In fact, most of MIB: International’s story feels shrouded in ambiguity, not just because it revolves around a needlessly-complex mystery, but because so many character beats seemed jettisoned for flashy spectacle. Rafe Spall and Liam Neeson appear throughout the movie as different versions of the same by-the-books archetype, interchangeably aiding and obstructing Agent H’s ne’er-do-well ways. Emma Thompson’s Agent O, one of the few returning players from a previous Men in Black film, pops up here and there only to remind you that this movie wasted her dynamic screen presence. And the antagonistic alien duo played by dancers Laurent and Larry Bourgeois probably looked incredible as concept art, but kind of fizzle out in its digital execution.

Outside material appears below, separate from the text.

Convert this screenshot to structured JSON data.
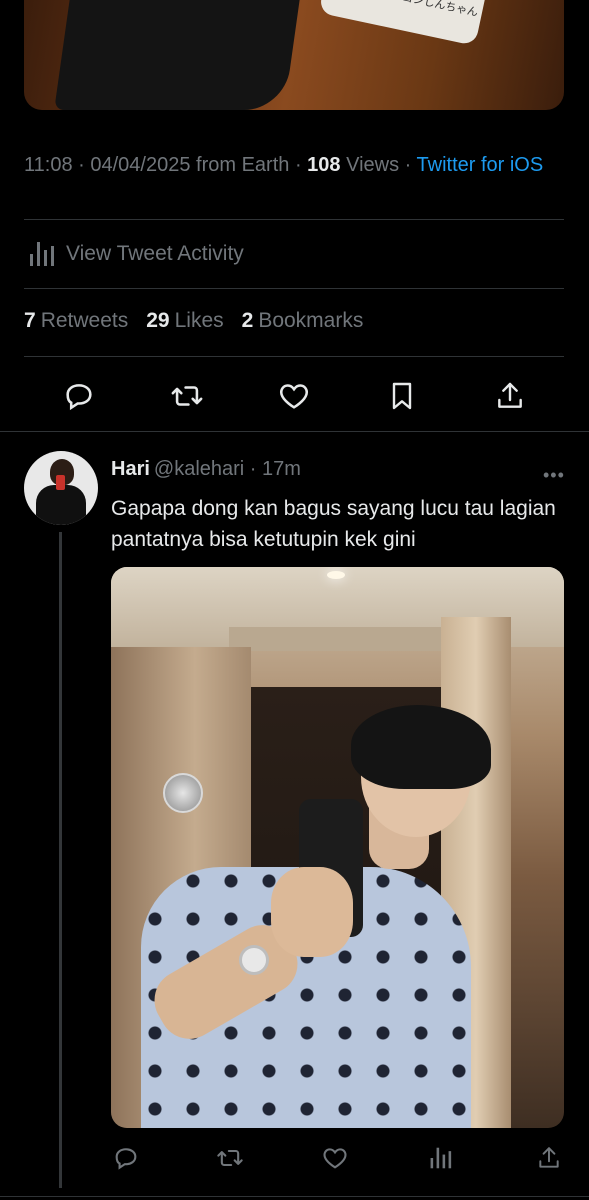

In fact, each attempt at CGI spectacle fails to live up to Rick Baker’s Academy Award-winning special effects of the first film two decades earlier. Not a single alien character feels real, nor can I think of one that wasn’t brought to the big screen through some form of glossy digital enhancement. The worst of which may come in the form of Kumail Nanjiani’s Pawny, a little CGI alien who only pops up when a joke is needed to punctuate a scene. Considering no human characters ever really respond to Pawny’s awkward cutaways, the voiceover role distinctly feels like it was mostly written in a sound booth on the day it was recorded.
Overall, for a film series that at once felt so grounded, Men in Black: International only delves deeper and deeper into intergalactic pageantry. Whereas the original found humor in sly observations and smart characterizations, this modern day update has replaced it with discarded Marvel quips and goofy indifference and fully suffers for it. While it’s too early to tell if its box office run will warrant a sequel, maybe it’s better off to for Sony to take a page out of the Men in Black rulebook and hide this franchise out of sight.
Twenty-two years later, Men in Black: International does its best to keep up with the spirit of the original film, but it stumbles nearly every step of the way.